Für die Menschen in der DDR bedeutete Gorbatschow zuallererst Hoffnung – dass sich auch an den hierzulande herrschenden verkrusteten Strukturen etwas ändern ließe, dass sich von Ost und West zusammen ein friedliches „Europäisches Haus“ bauen lässt, wie es ihm bis zuletzt vorschwebte. Schließlich gingen 1989 in der DDR Menschen auch mit „Gorbi, Gorbi!“-Rufen auf die Straße. Doch die Realitäten waren andere: Die Dokumente des XXVII. Parteitags der KPdSU mit der Gorbatschow-Rede waren in der DDR Ende der 1980er Jahre ähnlich selten wie Karl Mays Abenteuerbücher, das Nein aus Ost-Berlin gipfelte in der Aussage, wenn der Nachbar seine Wohnung streicht, müsse man noch längst nicht selbst renovieren. Die Sowjetunion kam unter dem mit Mitte 50 ungewohnt jungen KPdSU-Generalsekretär nicht aus ihren Schwierigkeiten heraus, wohl aber sorgten Eingriffe wie das Alkoholverbot für viel mehr Unmut, am Ende zerfiel – angefangen im Baltikum – der ganze Staatenbund. Und wir erleben als Gegenreaktion heute einen massiven russischen Nationalismus.

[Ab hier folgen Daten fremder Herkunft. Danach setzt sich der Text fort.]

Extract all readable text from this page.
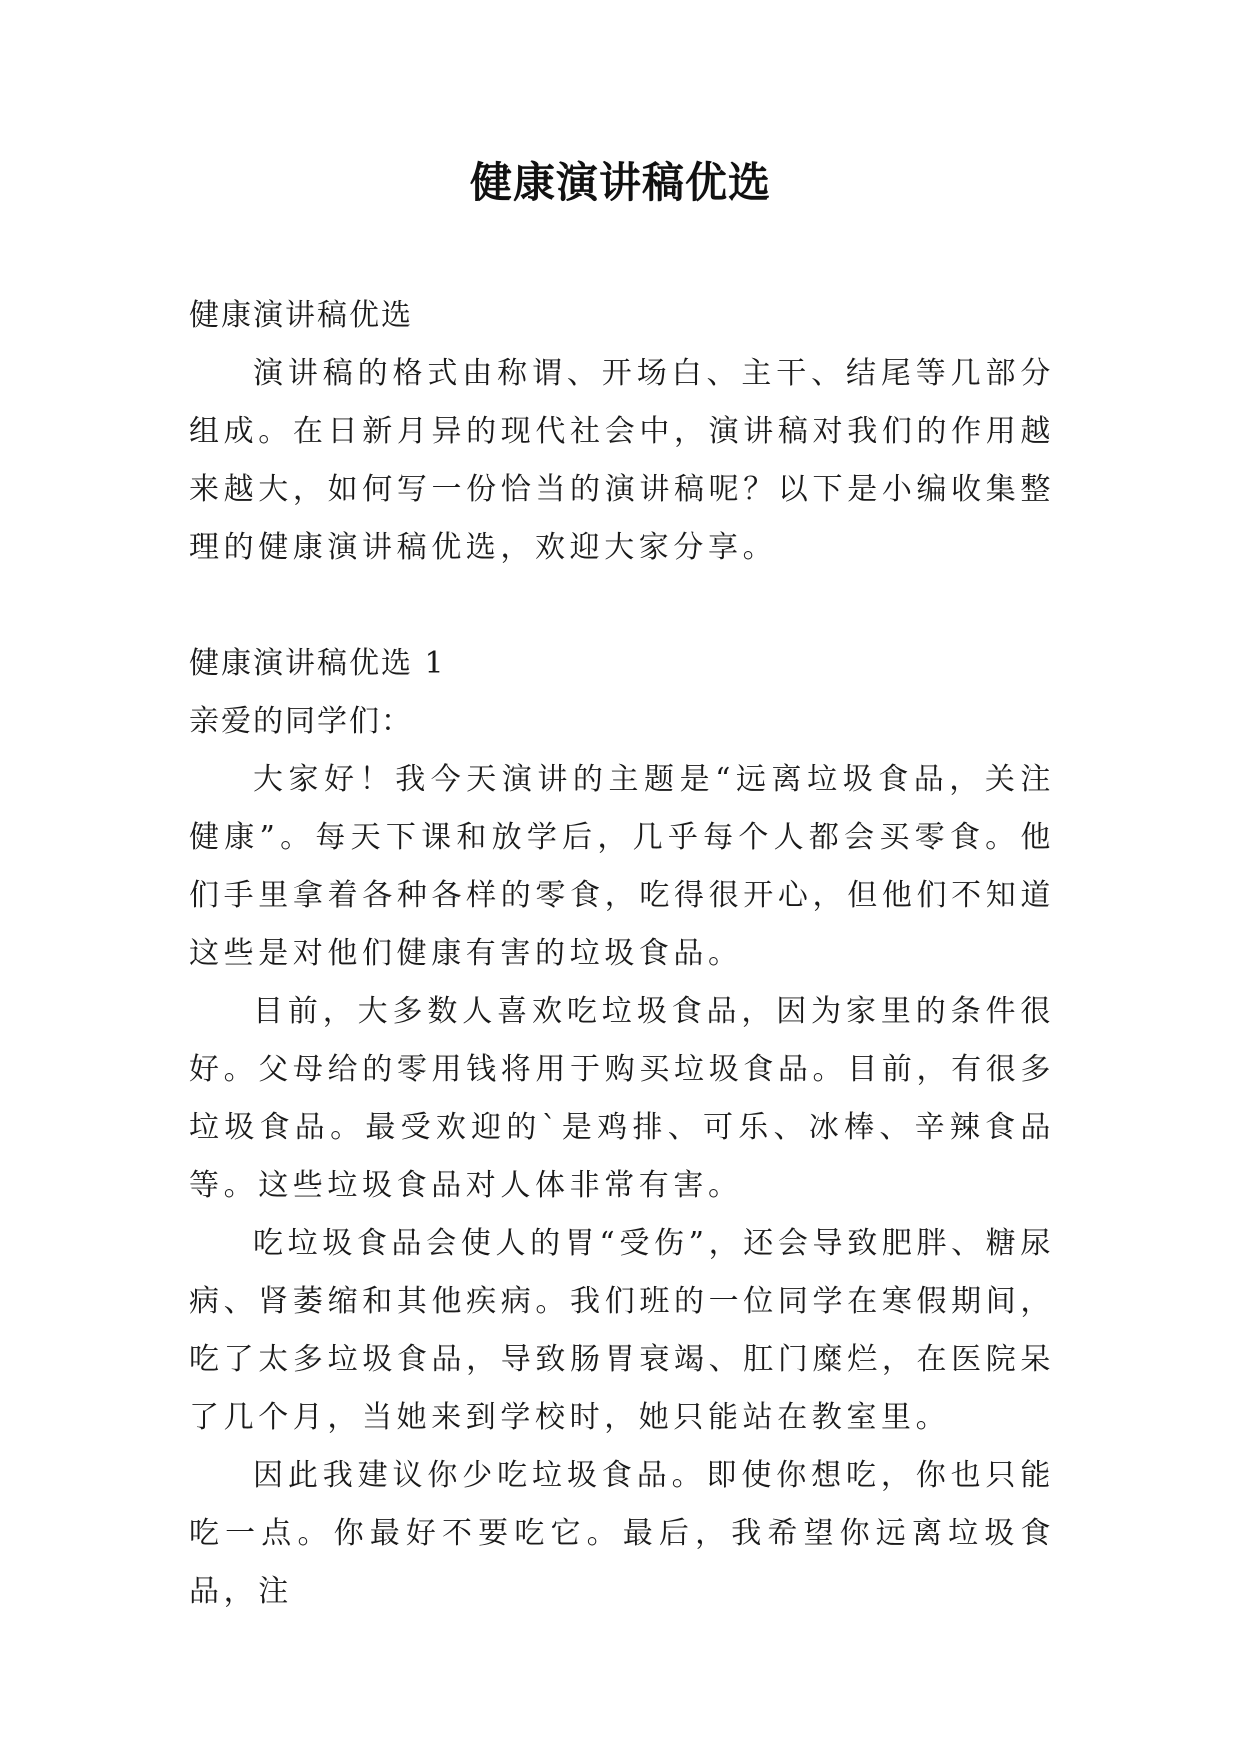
健康演讲稿优选

健康演讲稿优选

演讲稿的格式由称谓、开场白、主干、结尾等几部分组成。在日新月异的现代社会中，演讲稿对我们的作用越来越大，如何写一份恰当的演讲稿呢？以下是小编收集整理的健康演讲稿优选，欢迎大家分享。

健康演讲稿优选 1

亲爱的同学们：

大家好！我今天演讲的主题是“远离垃圾食品，关注健康”。每天下课和放学后，几乎每个人都会买零食。他们手里拿着各种各样的零食，吃得很开心，但他们不知道这些是对他们健康有害的垃圾食品。

目前，大多数人喜欢吃垃圾食品，因为家里的条件很好。父母给的零用钱将用于购买垃圾食品。目前，有很多垃圾食品。最受欢迎的`是鸡排、可乐、冰棒、辛辣食品等。这些垃圾食品对人体非常有害。

吃垃圾食品会使人的胃“受伤”，还会导致肥胖、糖尿病、肾萎缩和其他疾病。我们班的一位同学在寒假期间，吃了太多垃圾食品，导致肠胃衰竭、肛门糜烂，在医院呆了几个月，当她来到学校时，她只能站在教室里。

因此我建议你少吃垃圾食品。即使你想吃，你也只能吃一点。你最好不要吃它。最后，我希望你远离垃圾食品，注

Michail Gorbatschow war mächtig, als er in Moskau die Führung übernahm, aber er war kein Machtmensch. Er ließ das Aufbegehren im Baltikum und in Georgien brutal niederschlagen – dennoch entglitten ihm die Zügel immer weiter. Was im heutigen Putin-Russland seinen Ruf bestimmt als Zerstörer des mächtigen Reichs und desjenigen, der vor dem Westen eingeknickt ist.

Für Deutschland jedoch öffnete sich genau hier das historische Zeitfenster der Wiedervereinigung, das es bei einem Njet aus Moskau bestimmt nicht gegeben hätte. Die Dankbarkeit der Deutschen dafür ist Gorbatschow auf immer sicher.